2. “…create a cultural mindset in America that embracing and producing radical technology and science is in the best interest of our nation and species.” It is interesting that even though transhumanists normally take the view that transhumanism abolishes differences in gender, race, and all the sociological categories, this statement brings forth nationalism, a category which is problematic if married to a specific intellectual movement. Furthermore, it is rather questionable that “the best interest of our…species” be placed in the hands of the president of the United States, any one person or group of people for that matter. The inclusivity and openness that transhumanism seems to represent are destroyed here.
3. “…create national and global safeguards and programs that protect people against abusive technology and other possible planetary perils we might face as we transition into the transhumanist era.” Although this is a worthy goal, the manner in which this is to be achieved is not all all apparent. Moreover, the precautions and safety measures assume that globally, everyone is sold on the idea of transhumanism, which obviously is not the case.

Istvan continues:
4. “Artificial hearts will become better than the best human hearts. Bionic arms will become superior to human arms. Smart phones will become the size of a fingernail and will likely be implanted into your body. Speaking out loud will disappear as the modern world uses mindreading headsets to communicate, which already exist. Where will you stand? How far will you take technology in your life?” The comparison between what is (not very good) and what will be (better than today’s best) is a rhetorical device to postpone to some moment in the future all that is better, as if minute improvements in people’s lives now do not really matter.

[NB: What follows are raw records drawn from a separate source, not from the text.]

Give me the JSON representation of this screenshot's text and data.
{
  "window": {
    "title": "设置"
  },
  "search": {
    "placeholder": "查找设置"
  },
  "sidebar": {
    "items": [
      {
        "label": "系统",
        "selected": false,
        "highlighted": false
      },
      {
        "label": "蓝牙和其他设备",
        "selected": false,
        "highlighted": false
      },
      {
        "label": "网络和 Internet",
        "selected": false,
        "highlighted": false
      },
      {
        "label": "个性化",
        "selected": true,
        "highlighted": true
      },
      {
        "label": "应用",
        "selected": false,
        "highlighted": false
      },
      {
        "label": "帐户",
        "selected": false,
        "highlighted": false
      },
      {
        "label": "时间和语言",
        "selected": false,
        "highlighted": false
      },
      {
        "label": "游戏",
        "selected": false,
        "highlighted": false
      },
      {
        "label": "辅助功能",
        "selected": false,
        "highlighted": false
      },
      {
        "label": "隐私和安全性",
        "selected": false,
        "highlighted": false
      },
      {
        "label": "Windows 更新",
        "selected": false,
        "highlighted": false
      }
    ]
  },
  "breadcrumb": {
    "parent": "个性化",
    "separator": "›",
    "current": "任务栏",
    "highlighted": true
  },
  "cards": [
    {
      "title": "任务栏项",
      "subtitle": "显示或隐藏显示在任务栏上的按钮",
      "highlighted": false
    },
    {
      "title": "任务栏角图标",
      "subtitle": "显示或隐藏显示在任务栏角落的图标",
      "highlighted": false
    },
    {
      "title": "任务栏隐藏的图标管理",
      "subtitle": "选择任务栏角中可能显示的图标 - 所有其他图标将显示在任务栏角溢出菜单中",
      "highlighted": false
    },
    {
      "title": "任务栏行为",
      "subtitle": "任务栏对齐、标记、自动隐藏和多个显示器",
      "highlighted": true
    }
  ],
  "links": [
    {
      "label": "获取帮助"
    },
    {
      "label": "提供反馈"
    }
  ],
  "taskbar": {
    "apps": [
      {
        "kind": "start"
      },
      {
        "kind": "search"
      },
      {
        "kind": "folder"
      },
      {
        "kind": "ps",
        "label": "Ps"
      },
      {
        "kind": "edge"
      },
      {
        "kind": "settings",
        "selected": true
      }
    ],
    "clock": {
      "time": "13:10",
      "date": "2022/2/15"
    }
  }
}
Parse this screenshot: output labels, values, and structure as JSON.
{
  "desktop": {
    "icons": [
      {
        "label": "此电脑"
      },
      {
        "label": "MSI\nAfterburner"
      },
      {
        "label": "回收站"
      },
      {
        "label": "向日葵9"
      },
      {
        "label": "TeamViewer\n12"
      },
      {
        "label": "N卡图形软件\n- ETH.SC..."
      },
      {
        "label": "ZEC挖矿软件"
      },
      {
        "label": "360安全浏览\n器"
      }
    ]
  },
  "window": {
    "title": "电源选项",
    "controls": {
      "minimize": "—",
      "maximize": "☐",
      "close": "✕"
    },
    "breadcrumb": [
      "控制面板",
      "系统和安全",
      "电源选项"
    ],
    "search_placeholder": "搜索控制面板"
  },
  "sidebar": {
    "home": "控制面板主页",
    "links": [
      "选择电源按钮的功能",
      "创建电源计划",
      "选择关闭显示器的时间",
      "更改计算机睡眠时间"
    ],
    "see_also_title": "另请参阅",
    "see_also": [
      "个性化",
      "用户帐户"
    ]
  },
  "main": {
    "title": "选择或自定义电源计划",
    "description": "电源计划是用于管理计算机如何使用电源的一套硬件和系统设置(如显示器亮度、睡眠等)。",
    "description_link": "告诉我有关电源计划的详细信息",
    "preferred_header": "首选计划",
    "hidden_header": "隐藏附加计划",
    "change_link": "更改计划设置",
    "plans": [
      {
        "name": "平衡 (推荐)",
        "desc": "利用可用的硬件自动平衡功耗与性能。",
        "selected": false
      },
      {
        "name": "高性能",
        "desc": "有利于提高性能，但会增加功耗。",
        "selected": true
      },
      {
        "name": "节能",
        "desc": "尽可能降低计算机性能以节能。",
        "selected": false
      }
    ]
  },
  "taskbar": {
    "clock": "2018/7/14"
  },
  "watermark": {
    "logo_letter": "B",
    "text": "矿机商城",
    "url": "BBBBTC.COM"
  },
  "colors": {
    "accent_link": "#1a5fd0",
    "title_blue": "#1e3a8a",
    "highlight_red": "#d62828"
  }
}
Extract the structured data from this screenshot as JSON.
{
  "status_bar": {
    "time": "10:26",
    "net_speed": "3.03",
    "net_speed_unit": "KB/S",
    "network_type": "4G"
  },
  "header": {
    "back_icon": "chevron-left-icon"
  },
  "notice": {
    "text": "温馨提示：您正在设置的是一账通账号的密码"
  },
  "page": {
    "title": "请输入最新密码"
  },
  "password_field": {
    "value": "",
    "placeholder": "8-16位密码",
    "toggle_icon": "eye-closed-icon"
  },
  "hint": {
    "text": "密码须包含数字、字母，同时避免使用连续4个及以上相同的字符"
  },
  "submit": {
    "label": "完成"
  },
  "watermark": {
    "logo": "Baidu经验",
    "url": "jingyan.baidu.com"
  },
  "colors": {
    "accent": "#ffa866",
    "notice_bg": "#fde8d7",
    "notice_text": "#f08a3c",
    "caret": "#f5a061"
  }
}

5. “Transhumanism is not a political end, but a life-affirming commitment to becoming one’s best self using the help of reason, science, and technology.” The inconsistency here is the fact that the point of comparison is still a human being: one’s self. Until now, humans had ideal, albeit general views of what could constitute the best human being. This view was based on millennia of experience with religious beliefs, philosophical musings, observation of nature, and later, on education (especially humanistic education). Clearly, postmodernism did away with all this and therefore, on the surface, left the burden on the individual, to find out what s/he believes is to be the “best self”. Now logically speaking, it is impossible to do this on one’s own today, when mass media and social media bombard everyone with all kinds of things that can “better” our life. Transhumanism does not define “one’s best self”, and therefore leaves that definition without scrutiny.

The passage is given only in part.